I cannot “choose” to fall asleep. The best I can do is choose to put myself in a position that welcomes sleep. I want to go to sleep, and I’ve chosen to climb into bed – but in another sense sleep is not something under my control nor at my beck and call. “I call up the visitation of sleep by initiating the breathing and posture of the sleeper … There is a moment when sleep ‘comes,’ settling on this imitation of itself which I have been offering to it, and I succeed in becoming what I was trying to be.” (Phenomenology of Perception, Merleau-Ponty, P 189-90, emphasis added.) Sleep is a gift that requires a posture of reception – a kind of active welcome. What if being filled with the Spirit had the same dynamic? What if Christian practices are what Craig Dykstra calls “habitations of the Spirit” precisely because they posture us to be filled and sanctified? What if we need to first adopt a bodily posture in order to become what we are trying to be? (James K.A. Smith. Imagining the Kingdom (Grand Rapids, MI, Baker Academic, 2013), p. 65)

This is an idea and image worth exploring and it raises both further questions and further concerns. The concern that is foremost in my own thinking is the communal context of the Christlike life. Throughout the New Testament the primary context of Jesus’ teaching, and that of Paul and the other New Testament writers, is the corporate nature of discipleship. The “lone ranger” kind of discipleship/apprenticeship is a figment of our western imagination, it cannot be found in the Scriptures.

From that New Testament perspective I can only be a disciple in the context of a community of disciples. I can only be an apprentice in the context of a community of apprentices. This brings to my mind a book by the Rev. Dr. Alison Morgan, Following Jesus. While the book is a valuable tool for any group of apprentices, it is the secondary title that caught my imagination: The Plural of Disciple is Church. If that’s true, and I believe it is, then I come back at last to my revisionist version of Inigo Montoya: “Church! You keep saying that word. I do not think it means what you think it means!”

Life at 46

It isn’t my age. In fact, I can barely remember being 46. But it was on this day 46 years ago, in 1978, that I was ordained a priest in the “One, Holy, Catholic, Apostolic Church.” At least that’s what the ordination certificate says.

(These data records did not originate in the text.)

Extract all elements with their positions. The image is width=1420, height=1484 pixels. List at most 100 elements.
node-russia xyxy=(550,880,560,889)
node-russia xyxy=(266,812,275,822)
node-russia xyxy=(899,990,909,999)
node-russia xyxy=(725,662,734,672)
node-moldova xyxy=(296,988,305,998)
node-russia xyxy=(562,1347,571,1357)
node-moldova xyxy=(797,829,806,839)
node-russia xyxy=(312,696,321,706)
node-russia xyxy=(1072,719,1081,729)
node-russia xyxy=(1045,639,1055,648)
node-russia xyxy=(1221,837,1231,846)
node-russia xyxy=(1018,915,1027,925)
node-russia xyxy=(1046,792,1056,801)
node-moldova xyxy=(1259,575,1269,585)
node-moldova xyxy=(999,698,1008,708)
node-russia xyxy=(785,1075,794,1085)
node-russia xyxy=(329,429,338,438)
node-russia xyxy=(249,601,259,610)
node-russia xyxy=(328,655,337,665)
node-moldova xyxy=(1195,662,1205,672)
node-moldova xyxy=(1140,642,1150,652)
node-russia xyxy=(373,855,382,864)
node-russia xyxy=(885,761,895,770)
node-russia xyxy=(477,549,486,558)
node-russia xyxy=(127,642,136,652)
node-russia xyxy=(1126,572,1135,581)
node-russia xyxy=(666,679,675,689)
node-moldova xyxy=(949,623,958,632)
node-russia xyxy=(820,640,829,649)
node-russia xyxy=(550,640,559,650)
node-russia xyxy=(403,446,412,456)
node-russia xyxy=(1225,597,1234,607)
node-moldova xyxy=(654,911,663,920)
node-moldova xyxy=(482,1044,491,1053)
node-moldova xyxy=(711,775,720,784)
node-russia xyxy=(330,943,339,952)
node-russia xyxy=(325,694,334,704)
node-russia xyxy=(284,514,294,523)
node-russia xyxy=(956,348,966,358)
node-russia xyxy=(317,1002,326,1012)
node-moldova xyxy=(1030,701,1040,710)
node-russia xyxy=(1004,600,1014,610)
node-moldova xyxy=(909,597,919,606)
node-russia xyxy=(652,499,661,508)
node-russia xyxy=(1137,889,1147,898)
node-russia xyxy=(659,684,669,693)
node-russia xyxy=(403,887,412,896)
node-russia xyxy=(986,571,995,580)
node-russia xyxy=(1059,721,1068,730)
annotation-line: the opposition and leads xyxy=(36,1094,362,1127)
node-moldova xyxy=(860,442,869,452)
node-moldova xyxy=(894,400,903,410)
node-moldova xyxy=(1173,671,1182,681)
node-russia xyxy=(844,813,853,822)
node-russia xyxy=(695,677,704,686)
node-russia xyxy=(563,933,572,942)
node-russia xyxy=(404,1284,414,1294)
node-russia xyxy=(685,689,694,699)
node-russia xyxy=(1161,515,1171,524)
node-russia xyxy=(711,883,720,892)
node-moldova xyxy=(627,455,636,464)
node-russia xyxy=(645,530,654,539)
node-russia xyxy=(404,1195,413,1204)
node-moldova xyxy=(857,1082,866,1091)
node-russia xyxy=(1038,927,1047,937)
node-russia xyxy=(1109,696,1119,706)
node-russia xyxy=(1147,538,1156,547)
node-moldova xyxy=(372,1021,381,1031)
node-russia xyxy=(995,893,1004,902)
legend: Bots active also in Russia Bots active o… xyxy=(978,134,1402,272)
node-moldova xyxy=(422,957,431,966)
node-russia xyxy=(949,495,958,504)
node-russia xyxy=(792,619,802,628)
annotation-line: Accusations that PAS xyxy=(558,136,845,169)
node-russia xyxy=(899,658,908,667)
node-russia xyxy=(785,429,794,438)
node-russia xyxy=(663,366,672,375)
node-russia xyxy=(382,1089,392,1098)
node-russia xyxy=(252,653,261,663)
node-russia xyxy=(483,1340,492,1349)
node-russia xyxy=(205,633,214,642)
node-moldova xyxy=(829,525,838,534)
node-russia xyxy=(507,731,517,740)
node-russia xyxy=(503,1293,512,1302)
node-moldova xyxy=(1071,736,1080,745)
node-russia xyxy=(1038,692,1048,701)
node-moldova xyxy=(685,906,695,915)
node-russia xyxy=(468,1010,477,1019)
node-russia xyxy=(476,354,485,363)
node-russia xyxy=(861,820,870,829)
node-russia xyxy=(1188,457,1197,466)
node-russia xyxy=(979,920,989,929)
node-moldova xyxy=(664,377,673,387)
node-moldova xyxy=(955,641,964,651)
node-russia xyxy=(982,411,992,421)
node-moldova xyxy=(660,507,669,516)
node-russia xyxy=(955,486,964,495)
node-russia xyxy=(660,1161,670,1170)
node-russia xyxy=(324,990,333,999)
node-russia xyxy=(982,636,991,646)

Although Evergreen, Colorado, has a number of excellent coffee shops and some remarkable brew pubs, I’m not expecting any anniversary discounts today. Being an Episcopal priest is not a particularly notable status in our culture – and it never was as important as we thought it was back in more religious times. That is NOT to say that being a priest is insignificant, only that its significance is not in the arena of national cultural life.

A person ordained a priest maintains two statuses. First is in the Holy Order of priesthood. That status is reflected in three functions: presiding at the Eucharist in the gathered Christian community, pronouncing blessings, and declaring absolution from sin. The second status is the ministry in which the ordained person participates. That can be in parish ministry, institutional chaplaincy, education, or any number of ministries that we can exercise over the years.

The arena in which I exercised Holy Orders has been exclusively the local congregation until I retired at the end of 2018. It was only in the last years of parish ministry that I finally stumbled on a connection between Orders and Ministry that changed the way in which I exercised ministry in the parish. (I have no doubt that many Episcopal priests have been aware of and functioning in that connection for most of their ordained life. I’ve always been a bit slow to catch on.)

The connection is the role of the parish priest in modeling the priesthood that the church members possess in Christ. In short, to teach others to bless, to teach others to pronounce forgiveness of sins, and to teach others to make common things holy (as in Holy Communion) by offering them to the God who transforms and transfigures. That is why this blog is called “The Apprentice Priest.” And that’s what I hope to explore in greater detail in the coming months and (maybe) years.